The following day some cleaner still remained in the spark plug well. I proceeded to remove each sparkplug with the engine at room temperature. I tightened each plug and loosened 1/8 to ¼ turn and then retightened the spark plug. Each turn loosened an additional 1/8 to ¼ turn before retightening. I could feel the sparkplug get tighter when I was backing them out. To me this was an indication to tighten back down before continuing to loosen. After tightening the carbon deposits would allow the spark plug to be moved an additional 1/8 to 1/4 turn. I moved to the next spark plug allowing the previous plug an additional soak time while loosening the next plug. Some spark plugs squeaked as I rotated them. This is where patience will prevail. When loosened, remove the spark plugs from the well using a magnetic pen or similar. All 8 spark plugs were removed in one piece and had minimal carbon build up on each spark plug.

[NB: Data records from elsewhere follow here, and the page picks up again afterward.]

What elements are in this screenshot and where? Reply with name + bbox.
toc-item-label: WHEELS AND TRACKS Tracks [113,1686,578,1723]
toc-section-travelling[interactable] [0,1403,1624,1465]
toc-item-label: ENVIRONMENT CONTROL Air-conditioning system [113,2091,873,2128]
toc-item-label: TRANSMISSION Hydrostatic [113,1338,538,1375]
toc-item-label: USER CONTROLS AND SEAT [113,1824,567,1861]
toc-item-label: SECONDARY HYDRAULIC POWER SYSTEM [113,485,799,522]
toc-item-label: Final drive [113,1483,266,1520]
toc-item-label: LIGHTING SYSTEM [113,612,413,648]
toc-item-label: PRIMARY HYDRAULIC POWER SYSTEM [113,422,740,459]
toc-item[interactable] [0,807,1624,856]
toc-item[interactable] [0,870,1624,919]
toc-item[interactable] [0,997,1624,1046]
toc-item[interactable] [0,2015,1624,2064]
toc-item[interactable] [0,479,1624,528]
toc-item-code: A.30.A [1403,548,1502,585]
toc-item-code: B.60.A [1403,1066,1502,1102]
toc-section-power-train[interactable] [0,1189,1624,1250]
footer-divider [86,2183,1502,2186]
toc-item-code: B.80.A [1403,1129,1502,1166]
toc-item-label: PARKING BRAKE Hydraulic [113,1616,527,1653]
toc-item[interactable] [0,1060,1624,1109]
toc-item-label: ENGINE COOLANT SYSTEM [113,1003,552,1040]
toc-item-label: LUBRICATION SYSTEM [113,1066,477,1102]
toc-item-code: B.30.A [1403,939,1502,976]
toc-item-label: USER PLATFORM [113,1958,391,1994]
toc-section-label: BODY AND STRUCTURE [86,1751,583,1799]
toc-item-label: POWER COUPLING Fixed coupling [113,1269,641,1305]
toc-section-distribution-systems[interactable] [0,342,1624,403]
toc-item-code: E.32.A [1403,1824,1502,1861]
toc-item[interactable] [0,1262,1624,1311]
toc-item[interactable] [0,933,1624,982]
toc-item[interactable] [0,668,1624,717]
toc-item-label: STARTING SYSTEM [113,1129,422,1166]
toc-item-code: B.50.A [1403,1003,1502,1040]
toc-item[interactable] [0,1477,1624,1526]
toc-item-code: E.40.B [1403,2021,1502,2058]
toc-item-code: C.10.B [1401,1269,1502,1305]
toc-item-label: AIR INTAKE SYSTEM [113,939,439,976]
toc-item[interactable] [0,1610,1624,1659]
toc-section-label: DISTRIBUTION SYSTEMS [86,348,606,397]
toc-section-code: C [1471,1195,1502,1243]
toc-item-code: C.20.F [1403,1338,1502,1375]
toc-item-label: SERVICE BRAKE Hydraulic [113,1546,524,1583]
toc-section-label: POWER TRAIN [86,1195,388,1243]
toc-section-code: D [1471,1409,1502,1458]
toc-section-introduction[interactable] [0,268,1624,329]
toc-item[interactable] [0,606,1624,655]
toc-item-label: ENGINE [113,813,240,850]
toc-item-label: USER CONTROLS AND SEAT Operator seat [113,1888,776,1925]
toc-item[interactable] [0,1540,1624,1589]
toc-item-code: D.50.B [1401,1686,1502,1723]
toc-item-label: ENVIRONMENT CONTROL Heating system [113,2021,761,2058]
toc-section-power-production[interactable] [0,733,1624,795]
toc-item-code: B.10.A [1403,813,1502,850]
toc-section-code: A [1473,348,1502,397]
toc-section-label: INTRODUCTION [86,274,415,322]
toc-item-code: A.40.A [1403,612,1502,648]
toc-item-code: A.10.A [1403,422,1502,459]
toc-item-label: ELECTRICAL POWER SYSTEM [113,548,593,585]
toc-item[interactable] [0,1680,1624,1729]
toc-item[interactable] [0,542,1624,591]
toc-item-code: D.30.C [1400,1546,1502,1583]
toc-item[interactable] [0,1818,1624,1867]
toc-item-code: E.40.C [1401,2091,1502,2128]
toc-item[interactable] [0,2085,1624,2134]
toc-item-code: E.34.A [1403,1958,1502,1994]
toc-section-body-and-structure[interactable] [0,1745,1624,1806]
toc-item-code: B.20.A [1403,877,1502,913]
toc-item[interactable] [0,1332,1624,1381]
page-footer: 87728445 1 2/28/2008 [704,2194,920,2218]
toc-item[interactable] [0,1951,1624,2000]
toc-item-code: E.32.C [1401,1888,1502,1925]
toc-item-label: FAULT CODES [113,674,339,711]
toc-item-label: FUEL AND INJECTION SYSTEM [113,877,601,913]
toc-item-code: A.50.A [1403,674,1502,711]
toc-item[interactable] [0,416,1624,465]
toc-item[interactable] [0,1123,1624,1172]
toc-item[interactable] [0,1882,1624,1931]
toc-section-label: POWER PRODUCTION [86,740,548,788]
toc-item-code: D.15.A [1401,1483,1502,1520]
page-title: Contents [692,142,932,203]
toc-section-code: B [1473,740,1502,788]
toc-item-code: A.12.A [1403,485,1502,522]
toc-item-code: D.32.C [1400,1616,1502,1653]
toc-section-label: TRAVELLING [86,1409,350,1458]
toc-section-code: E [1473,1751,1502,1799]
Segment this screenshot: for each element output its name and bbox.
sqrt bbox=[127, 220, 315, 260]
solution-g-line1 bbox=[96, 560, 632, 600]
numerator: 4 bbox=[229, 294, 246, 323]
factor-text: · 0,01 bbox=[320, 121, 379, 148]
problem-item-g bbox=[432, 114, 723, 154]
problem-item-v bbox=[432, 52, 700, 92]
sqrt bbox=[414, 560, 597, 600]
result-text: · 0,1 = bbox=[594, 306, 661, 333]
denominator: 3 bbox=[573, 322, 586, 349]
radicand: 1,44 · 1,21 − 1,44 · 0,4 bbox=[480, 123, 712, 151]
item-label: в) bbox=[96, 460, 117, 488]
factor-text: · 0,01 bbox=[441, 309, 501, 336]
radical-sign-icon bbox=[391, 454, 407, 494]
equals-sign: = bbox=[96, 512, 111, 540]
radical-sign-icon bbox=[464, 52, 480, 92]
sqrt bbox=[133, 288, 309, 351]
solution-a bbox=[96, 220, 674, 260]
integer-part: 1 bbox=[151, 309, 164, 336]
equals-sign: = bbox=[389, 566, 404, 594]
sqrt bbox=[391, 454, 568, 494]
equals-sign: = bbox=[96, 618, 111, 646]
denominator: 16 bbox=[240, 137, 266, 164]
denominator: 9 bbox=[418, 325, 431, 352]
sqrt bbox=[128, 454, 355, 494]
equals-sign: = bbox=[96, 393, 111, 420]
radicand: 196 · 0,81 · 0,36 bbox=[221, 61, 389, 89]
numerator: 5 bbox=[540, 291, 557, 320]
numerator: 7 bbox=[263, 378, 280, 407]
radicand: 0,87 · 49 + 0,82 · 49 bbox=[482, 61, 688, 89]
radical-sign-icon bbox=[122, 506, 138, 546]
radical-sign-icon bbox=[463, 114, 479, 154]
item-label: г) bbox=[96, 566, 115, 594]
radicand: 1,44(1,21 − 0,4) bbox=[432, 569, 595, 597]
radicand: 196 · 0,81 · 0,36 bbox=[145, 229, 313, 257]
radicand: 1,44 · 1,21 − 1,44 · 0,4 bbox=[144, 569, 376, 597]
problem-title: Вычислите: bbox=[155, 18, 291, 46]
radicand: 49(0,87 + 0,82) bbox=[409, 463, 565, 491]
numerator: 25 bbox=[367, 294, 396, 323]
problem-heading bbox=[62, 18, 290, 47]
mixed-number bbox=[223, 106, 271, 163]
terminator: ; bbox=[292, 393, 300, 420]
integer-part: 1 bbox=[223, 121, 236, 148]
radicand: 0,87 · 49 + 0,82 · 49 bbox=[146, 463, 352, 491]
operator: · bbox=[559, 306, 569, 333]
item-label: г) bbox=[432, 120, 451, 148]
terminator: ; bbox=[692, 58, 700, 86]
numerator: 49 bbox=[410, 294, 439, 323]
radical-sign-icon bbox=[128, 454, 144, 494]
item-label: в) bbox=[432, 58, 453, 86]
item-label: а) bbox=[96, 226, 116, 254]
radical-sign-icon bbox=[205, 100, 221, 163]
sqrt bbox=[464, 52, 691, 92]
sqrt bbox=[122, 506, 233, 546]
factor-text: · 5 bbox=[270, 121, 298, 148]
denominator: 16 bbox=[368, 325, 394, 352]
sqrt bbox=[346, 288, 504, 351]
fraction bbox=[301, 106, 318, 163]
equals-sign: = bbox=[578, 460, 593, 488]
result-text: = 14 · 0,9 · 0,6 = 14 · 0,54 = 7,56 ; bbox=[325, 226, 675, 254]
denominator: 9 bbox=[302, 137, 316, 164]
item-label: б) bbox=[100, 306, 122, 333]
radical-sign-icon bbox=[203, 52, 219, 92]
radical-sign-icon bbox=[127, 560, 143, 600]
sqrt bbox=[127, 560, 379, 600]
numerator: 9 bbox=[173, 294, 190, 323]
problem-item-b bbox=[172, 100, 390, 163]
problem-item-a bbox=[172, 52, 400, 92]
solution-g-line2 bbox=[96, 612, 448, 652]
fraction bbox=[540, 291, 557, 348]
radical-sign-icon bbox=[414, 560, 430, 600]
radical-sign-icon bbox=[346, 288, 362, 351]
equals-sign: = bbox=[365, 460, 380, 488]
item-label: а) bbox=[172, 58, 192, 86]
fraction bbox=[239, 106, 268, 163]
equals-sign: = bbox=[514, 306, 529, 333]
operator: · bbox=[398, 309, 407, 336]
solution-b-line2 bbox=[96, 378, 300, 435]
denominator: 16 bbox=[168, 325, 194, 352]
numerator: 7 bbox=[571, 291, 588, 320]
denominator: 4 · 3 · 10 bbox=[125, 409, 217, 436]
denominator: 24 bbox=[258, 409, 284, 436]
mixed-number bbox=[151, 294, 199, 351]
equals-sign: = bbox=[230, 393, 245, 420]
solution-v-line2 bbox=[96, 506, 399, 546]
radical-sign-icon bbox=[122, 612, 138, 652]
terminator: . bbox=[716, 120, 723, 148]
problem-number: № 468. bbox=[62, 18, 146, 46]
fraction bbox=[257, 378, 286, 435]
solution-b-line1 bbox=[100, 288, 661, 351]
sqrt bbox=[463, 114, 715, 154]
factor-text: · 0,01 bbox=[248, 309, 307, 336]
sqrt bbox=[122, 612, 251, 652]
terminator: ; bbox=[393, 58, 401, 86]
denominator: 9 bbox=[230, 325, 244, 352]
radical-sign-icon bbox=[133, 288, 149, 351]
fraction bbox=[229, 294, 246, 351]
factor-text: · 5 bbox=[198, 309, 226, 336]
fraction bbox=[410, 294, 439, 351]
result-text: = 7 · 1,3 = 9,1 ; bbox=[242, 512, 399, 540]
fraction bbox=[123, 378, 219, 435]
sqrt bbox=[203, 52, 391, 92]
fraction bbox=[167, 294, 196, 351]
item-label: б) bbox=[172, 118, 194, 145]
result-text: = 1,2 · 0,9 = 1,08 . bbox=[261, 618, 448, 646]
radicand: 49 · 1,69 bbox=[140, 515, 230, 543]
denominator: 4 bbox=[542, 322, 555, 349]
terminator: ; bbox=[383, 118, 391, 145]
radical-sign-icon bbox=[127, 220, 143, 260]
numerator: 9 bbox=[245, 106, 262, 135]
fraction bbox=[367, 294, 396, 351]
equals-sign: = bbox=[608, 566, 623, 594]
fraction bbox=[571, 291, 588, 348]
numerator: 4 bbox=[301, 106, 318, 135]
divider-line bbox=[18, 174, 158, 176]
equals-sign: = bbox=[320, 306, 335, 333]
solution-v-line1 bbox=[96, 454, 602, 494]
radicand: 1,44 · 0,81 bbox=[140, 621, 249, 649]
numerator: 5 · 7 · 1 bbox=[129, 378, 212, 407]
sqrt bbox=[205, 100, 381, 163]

I chose to install the one piece Champion spark plug #7989 purchased online for $12 a piece. Before installing the new spark plugs I coated the lower shank with nickel anti-seize compound and placed a small dab of anti-seize on the threads being careful not to coat the electrode. I installed the Champion spark plugs using a fuel line that fit over the tip. The hose allowed the plug to be lowered into the well and partially threaded before removing the hose. After threading all eight spark plugs I then torqued the spark plugs to 27 ft lbs using a 5/8” spark plug wrench for the Champion spark plugs.
With the spark plugs in place, I installed a new spark plug boot purchased from the local NAPA store. The Champion spark plugs are shaped a little different than original spark plugs
I placed a small dab of anti seize on the COP bolts and installed the 8 COP’s in the correct order, carefully securing the COP’s using a 7mm (6 point) socket. Do not over tighten the small bolt. Easily reconnect the COP’s wiring to the harness.
I reinstalled the computer bracket, computer and wiring bundles to the firewall. I installed the battery terminals.
I proudly placed a label on the air filter cover stating that the vehicle was equipped with one piece Champion #7989 spark plugs.
When starting the vehicle for the first time the engine ran rough for a brief time and then smoothed out. The engine continues to run fantastic.